Di has extensive senior management and governance experience in the tertiary education, science and health sectors. She is a Director of the Cawthron Institute as well as the NZ Institute of Economic Research, and serves as a member of the governance boards of various science based organisations. Di is also a Trustee for at least three not-for-profit foundations and was appointed to the New Zealand Order of Merit as an Officer and a Companion for her services to education, science, business and women.
Simon is a Judge of the High Court of New Zealand and President of the Hearing Research Foundation. His father, Sir Patrick Eisdell Moore founded the organisation in the mid-1960s and was its President for many years before the appointment of Dr Ron Goodey. Prior to his appointment to the High Court, Simon was the Crown Solicitor for Auckland and the Chairman of Partners of the Auckland law of Meredith Connell. He is the Chairman of the Board of Governors of King’s School, President of the New Zealand Legal Research Foundation and Deputy Master of The Pakuranga Hunt.

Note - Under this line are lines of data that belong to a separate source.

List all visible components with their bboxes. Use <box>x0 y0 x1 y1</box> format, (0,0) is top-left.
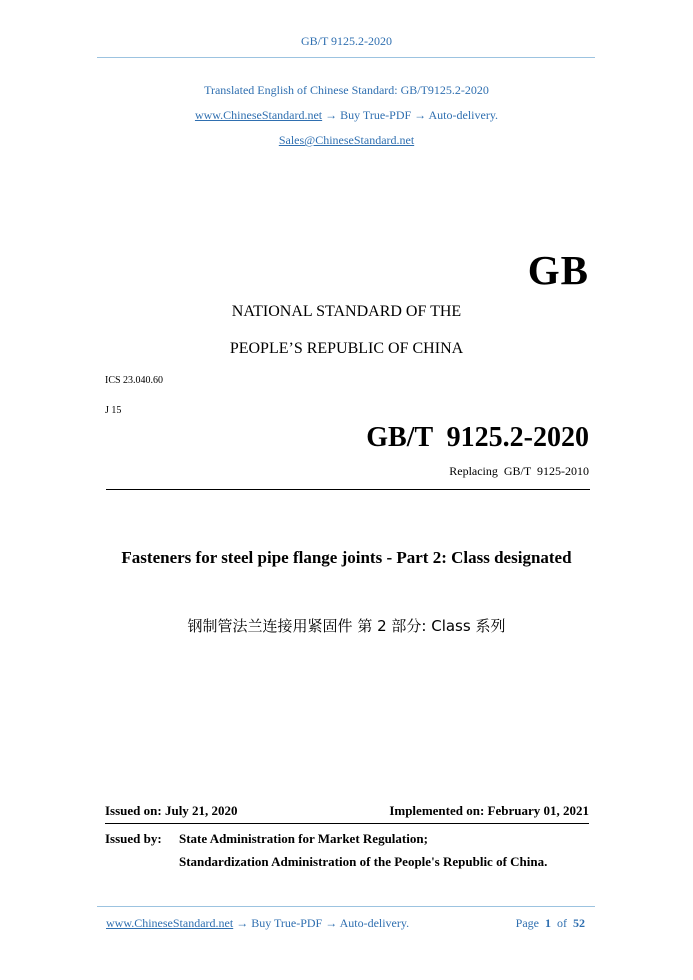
chinese-title: 钢制管法兰连接用紧固件 第 2 部分: Class 系列 <box>187 617 506 635</box>
national-standard-line-2: PEOPLE’S REPUBLIC OF CHINA <box>229 340 464 357</box>
promo-delivery-text: → Buy True-PDF → Auto-delivery. <box>322 108 499 122</box>
footer-delivery-text: → Buy True-PDF → Auto-delivery. <box>233 916 410 930</box>
issuer-1: State Administration for Market Regulation; <box>179 831 428 846</box>
english-title: Fasteners for steel pipe flange joints - Part 2: Class designated <box>121 548 572 567</box>
page-total: 52 <box>573 916 585 930</box>
promo-line <box>0 108 693 123</box>
page-current: 1 <box>545 916 551 930</box>
issuance-divider <box>105 823 589 824</box>
national-standard-line-1: NATIONAL STANDARD OF THE <box>231 303 462 320</box>
title-divider <box>106 489 590 490</box>
page-of: of <box>551 916 573 930</box>
issued-on-date: Issued on: July 21, 2020 <box>105 803 238 818</box>
implemented-on-date: Implemented on: February 01, 2021 <box>389 803 589 818</box>
issuer-2: Standardization Administration of the People's Republic of China. <box>179 854 548 869</box>
sales-line <box>0 133 693 148</box>
sales-email-link[interactable]: Sales@ChineseStandard.net <box>278 133 415 147</box>
ics-code: ICS 23.040.60 <box>105 375 164 386</box>
j-code: J 15 <box>105 405 122 416</box>
page-label: Page <box>515 916 545 930</box>
header-divider <box>97 57 595 58</box>
replacing-standard: Replacing GB/T 9125-2010 <box>449 464 589 478</box>
footer-divider <box>97 906 595 907</box>
running-header-title: GB/T 9125.2-2020 <box>300 34 393 48</box>
translation-notice: Translated English of Chinese Standard: GB/T9125.2-2020 <box>204 83 489 97</box>
footer-promo <box>106 916 409 931</box>
gb-mark: GB <box>527 247 589 293</box>
standard-number: GB/T 9125.2-2020 <box>366 422 589 453</box>
issued-by-label: Issued by: <box>105 831 162 846</box>
page-indicator <box>516 916 585 931</box>
footer-website-link[interactable]: www.ChineseStandard.net <box>106 916 234 930</box>
website-link[interactable]: www.ChineseStandard.net <box>194 108 323 122</box>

Bill became interested in helping people with hearing loss during his ORL surgery training in the UK. Post 1972, he studied in the US and his exposure to cochlear implant surgery there, was furthered once he was back in NZ, by Sir Patrick Eisdell-Moore’s development of a Cochlear Implant programme. He became a trustee of the DRF in 1985 and along with his work as the ORL clincial director for the Waitemata DHB, has been involved in improving the hearing of New Zealanders for the last five decades.
Dr Rachelle Love is of Ngāpuhi and Te Arawa descent. She is an ENT Surgeon practicing in Ōtautahi Christchurch. After qualifying as a surgeon she undertook further fellowship training in Sleep Surgery. Within the Royal Australasian College of Surgeons, she is an elected member of the National Board, the Māori Health Advisory Group and is the Cultural Advisor to the Otolaryngology (ENT) Training Board. She is also a member of the Specialist Council of the New Zealand Medical Association. Her research interests are in Māori health, including hearing loss and ear health in Māori, and in sleep surgery, where she is part of a multi-national research group.